The confusion between diachrony and history is extremely common in linguistics, but practically not found outside it. This is obviously because linguistics – differing in this from other disciplines interested in history – looks for generalizations and many linguists are actually more interested in these than in historical facts.5
1 It implies neither a static nor a dynamic view of its system at a given stage of its evolution.
2 The idea of the priority of synchrony is apparently due to Ferdinand de Saussure (1916). It presupposes a fundamentally static view of language. Language had already been conceived as an activity by Wilhelm von Humboldt (1836). The language system is the product of the constant systematizing activity of its speakers (Coseriu 1958).
3 Analogous considerations apply to historical phenomena. Especially the English word historical implies, in informal use, “related to former times”. Instead, a historical phenomenon is one bound up with time and culture (as opposed to a natural phenomenon). Such phenomena always exist, even today and tomorrow.

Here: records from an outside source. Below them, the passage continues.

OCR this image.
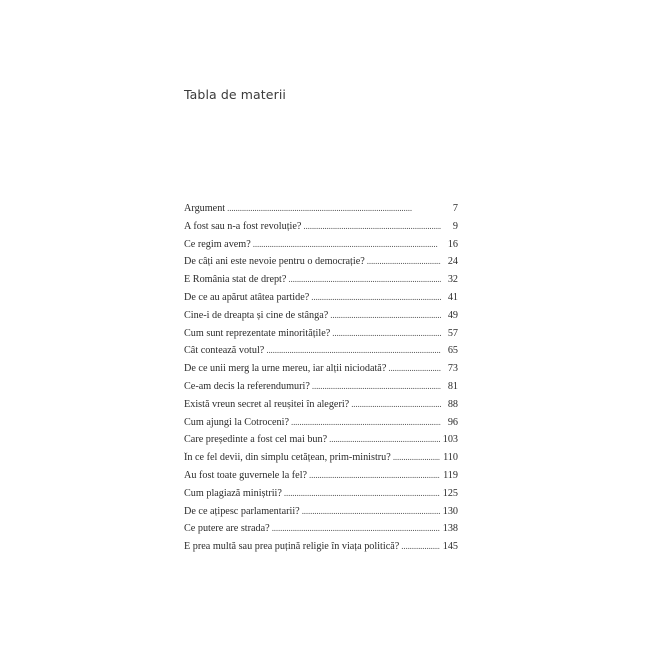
Tabla de materii
Argument . . .	7
A fost sau n-a fost revoluție? . . .	9
Ce regim avem? . . .	16
De câți ani este nevoie pentru o democrație? . . .	24
E România stat de drept? . . .	32
De ce au apărut atâtea partide? . . .	41
Cine-i de dreapta și cine de stânga? . . .	49
Cum sunt reprezentate minoritățile? . . .	57
Cât contează votul? . . .	65
De ce unii merg la urne mereu, iar alții niciodată? . . .	73
Ce-am decis la referendumuri? . . .	81
Există vreun secret al reușitei în alegeri? . . .	88
Cum ajungi la Cotroceni? . . .	96
Care președinte a fost cel mai bun? . . .	103
În ce fel devii, din simplu cetățean, prim-ministru? . . .	110
Au fost toate guvernele la fel? . . .	119
Cum plagiază miniștrii? . . .	125
De ce ațipesc parlamentarii? . . .	130
Ce putere are strada? . . .	138
E prea multă sau prea puțină religie în viața politică? . . .	145
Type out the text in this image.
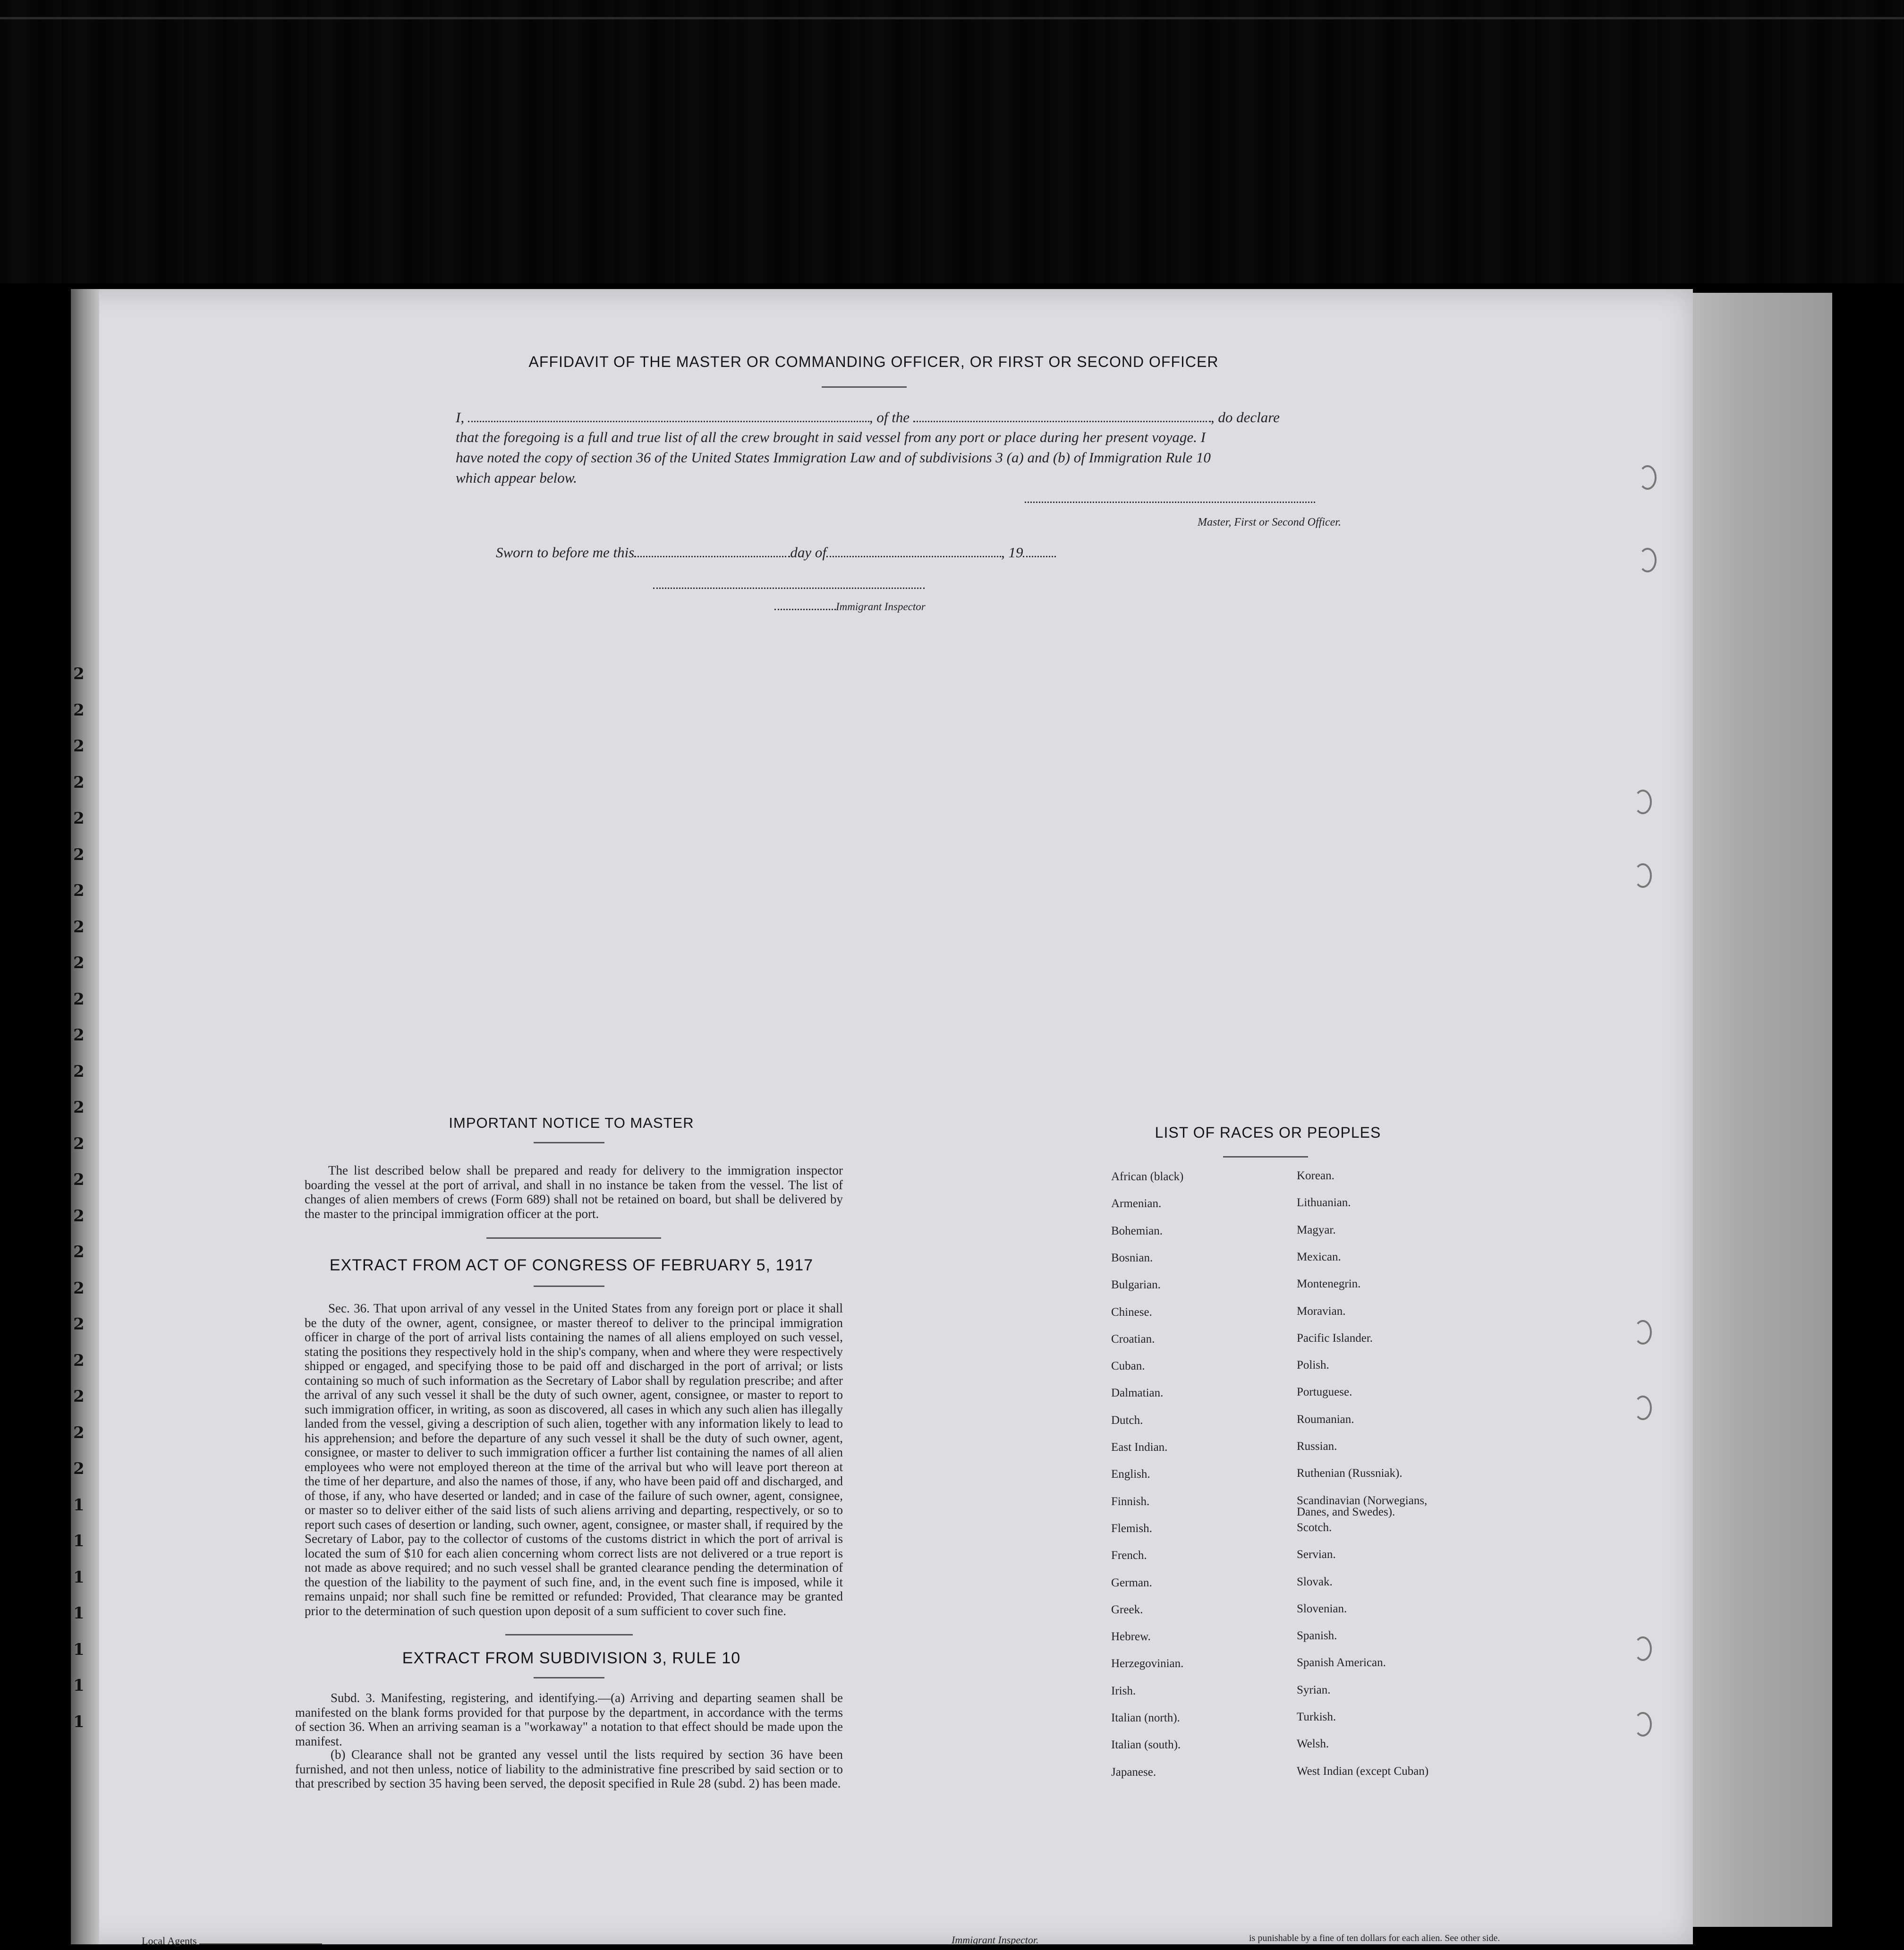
2
2
2
2
2
2
2
2
2
2
2
2
2
2
2
2
2
2
2
2
2
2
2
1
1
1
1
1
1
1
AFFIDAVIT OF THE MASTER OR COMMANDING OFFICER, OR FIRST OR SECOND OFFICER
I,	, of the	, do declare
that the foregoing is a full and true list of all the crew brought in said vessel from any port or place during her present voyage. I
have noted the copy of section 36 of the United States Immigration Law and of subdivisions 3 (a) and (b) of Immigration Rule 10
which appear below.
Master, First or Second Officer.
Sworn to before me this	day of	, 19
Immigrant Inspector
IMPORTANT NOTICE TO MASTER
The list described below shall be prepared and ready for delivery to the immigration inspector boarding the vessel at the port of arrival, and shall in no instance be taken from the vessel. The list of changes of alien members of crews (Form 689) shall not be retained on board, but shall be delivered by the master to the principal immigration officer at the port.
EXTRACT FROM ACT OF CONGRESS OF FEBRUARY 5, 1917
Sec. 36. That upon arrival of any vessel in the United States from any foreign port or place it shall be the duty of the owner, agent, consignee, or master thereof to deliver to the principal immigration officer in charge of the port of arrival lists containing the names of all aliens employed on such vessel, stating the positions they respectively hold in the ship's company, when and where they were respectively shipped or engaged, and specifying those to be paid off and discharged in the port of arrival; or lists containing so much of such information as the Secretary of Labor shall by regulation prescribe; and after the arrival of any such vessel it shall be the duty of such owner, agent, consignee, or master to report to such immigration officer, in writing, as soon as discovered, all cases in which any such alien has illegally landed from the vessel, giving a description of such alien, together with any information likely to lead to his apprehension; and before the departure of any such vessel it shall be the duty of such owner, agent, consignee, or master to deliver to such immigration officer a further list containing the names of all alien employees who were not employed thereon at the time of the arrival but who will leave port thereon at the time of her departure, and also the names of those, if any, who have been paid off and discharged, and of those, if any, who have deserted or landed; and in case of the failure of such owner, agent, consignee, or master so to deliver either of the said lists of such aliens arriving and departing, respectively, or so to report such cases of desertion or landing, such owner, agent, consignee, or master shall, if required by the Secretary of Labor, pay to the collector of customs of the customs district in which the port of arrival is located the sum of $10 for each alien concerning whom correct lists are not delivered or a true report is not made as above required; and no such vessel shall be granted clearance pending the determination of the question of the liability to the payment of such fine, and, in the event such fine is imposed, while it remains unpaid; nor shall such fine be remitted or refunded: Provided, That clearance may be granted prior to the determination of such question upon deposit of a sum sufficient to cover such fine.
EXTRACT FROM SUBDIVISION 3, RULE 10
Subd. 3. Manifesting, registering, and identifying.—(a) Arriving and departing seamen shall be manifested on the blank forms provided for that purpose by the department, in accordance with the terms of section 36. When an arriving seaman is a "workaway" a notation to that effect should be made upon the manifest.
(b) Clearance shall not be granted any vessel until the lists required by section 36 have been furnished, and not then unless, notice of liability to the administrative fine prescribed by said section or to that prescribed by section 35 having been served, the deposit specified in Rule 28 (subd. 2) has been made.
LIST OF RACES OR PEOPLES
African (black)
Armenian.
Bohemian.
Bosnian.
Bulgarian.
Chinese.
Croatian.
Cuban.
Dalmatian.
Dutch.
East Indian.
English.
Finnish.
Flemish.
French.
German.
Greek.
Hebrew.
Herzegovinian.
Irish.
Italian (north).
Italian (south).
Japanese.
Korean.
Lithuanian.
Magyar.
Mexican.
Montenegrin.
Moravian.
Pacific Islander.
Polish.
Portuguese.
Roumanian.
Russian.
Ruthenian (Russniak).
Scandinavian (Norwegians,
Danes, and Swedes).
Scotch.
Servian.
Slovak.
Slovenian.
Spanish.
Spanish American.
Syrian.
Turkish.
Welsh.
West Indian (except Cuban)
Local Agents	Immigrant Inspector.	is punishable by a fine of ten dollars for each alien. See other side.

4 On the grounds of the diverse relations constituting the above two definitions, the language system is usually conceived as such only in synchronic perspective. However, this is just a side-effect of the condition that it is very complicated to conceive and describe the diachrony of entire linguistic systems. On the other hand, very few synchronic studies indeed account for an entire language system.
5 Moreover, in anglophone linguistics the adjective historical is frequently used instead of diachronic. For instance, in 2022 The Cambridge Handbook of Historical Syntax is published. Such a handbook is already difficult to imagine in purely conceptual terms. The table of contents then provides complete clarity that it is a handbook on diachronic syntax.